July 19, 2013 § Leave a comment
Watchers of “Mad Men” will recall Don Draper’s lost weekend in California (Season 2, Episode 11), in which he abandons Pete Campbell and an aeronautics convention to run off with Joy, a mystery woman he has met at the hotel. She takes him to this fabulous mid-century glass and steel house in Palm Springs:
Known as the Fox Residence, the actual house sits on a hilltop in Chatsworth, in the northern San Fernando Valley. Designed by Pereira and Luckman-also the architects of the former Union Oil headquarters where most of “Mad Men” is shot–the estate was previously leased by Frank Sinatra, who used it as a weekend retreat for a decade.
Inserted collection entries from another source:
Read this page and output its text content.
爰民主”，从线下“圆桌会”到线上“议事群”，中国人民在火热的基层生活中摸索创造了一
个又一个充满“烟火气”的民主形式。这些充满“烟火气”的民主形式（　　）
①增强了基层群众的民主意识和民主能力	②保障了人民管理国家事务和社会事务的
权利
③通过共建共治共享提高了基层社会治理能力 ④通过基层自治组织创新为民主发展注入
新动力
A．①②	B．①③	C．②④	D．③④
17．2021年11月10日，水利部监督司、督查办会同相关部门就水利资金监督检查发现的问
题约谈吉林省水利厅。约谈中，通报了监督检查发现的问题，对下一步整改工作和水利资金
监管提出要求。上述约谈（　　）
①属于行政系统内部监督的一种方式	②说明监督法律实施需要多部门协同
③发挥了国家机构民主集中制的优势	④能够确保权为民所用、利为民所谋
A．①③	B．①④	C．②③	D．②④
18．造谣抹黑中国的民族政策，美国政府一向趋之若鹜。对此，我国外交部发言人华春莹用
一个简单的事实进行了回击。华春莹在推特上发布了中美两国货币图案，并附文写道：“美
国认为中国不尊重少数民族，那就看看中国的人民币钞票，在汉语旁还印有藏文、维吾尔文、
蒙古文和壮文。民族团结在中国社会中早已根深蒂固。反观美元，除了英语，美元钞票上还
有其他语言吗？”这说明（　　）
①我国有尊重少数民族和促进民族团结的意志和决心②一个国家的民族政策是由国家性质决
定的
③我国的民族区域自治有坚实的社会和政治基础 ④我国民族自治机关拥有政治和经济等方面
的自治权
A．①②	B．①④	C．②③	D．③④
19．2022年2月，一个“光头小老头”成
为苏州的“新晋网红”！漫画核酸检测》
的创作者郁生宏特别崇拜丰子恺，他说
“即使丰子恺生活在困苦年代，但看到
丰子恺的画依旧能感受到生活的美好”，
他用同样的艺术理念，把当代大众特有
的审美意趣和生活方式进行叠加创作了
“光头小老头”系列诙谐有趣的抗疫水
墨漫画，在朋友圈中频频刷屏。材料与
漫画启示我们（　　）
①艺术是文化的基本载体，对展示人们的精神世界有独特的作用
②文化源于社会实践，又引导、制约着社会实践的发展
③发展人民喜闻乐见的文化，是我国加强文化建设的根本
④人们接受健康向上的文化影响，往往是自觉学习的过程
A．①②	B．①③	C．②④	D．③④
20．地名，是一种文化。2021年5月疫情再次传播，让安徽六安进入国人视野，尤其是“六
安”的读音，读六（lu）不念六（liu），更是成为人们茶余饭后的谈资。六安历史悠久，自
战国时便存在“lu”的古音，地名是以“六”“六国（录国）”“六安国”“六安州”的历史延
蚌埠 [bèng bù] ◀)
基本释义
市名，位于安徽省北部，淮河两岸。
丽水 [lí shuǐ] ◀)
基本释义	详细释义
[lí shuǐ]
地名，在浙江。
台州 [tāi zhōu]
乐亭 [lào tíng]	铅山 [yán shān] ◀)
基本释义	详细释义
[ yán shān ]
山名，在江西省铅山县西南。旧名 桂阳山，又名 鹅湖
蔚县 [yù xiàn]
Adding to its pedigree is the rumor that Sinatra introduced Marilyn Monroe to JFK here. Frequently filmed, the Fox Residence is on the market for around $12 million and appears to be in pristine condition:
Movie fans will know that Chatsworth’s role in the film industry goes back to the Silent Era, when westerns and other sprawling outdoor epics were shot on ranches established by studios and individuals for filming purposes. Chatsworth’s famous Iverson Movie Ranch dates from 1912; among the movies shot there are Buster Keaton’s “Three Ages” and “The Robe.” In the early years of television, Iverson was the location of almost every western series, including “Gunsmoke,” “The Virginian,” “The Lone Ranger,” and “Bonanza.” While Chatsworth is better known today as the epicenter of the adult film industry, its western heritage links it to every era of film and television. Thanks to the Fox Residence, Chatsworth also boasts an important mid-century location, as “The Jet Set” illustrates so well.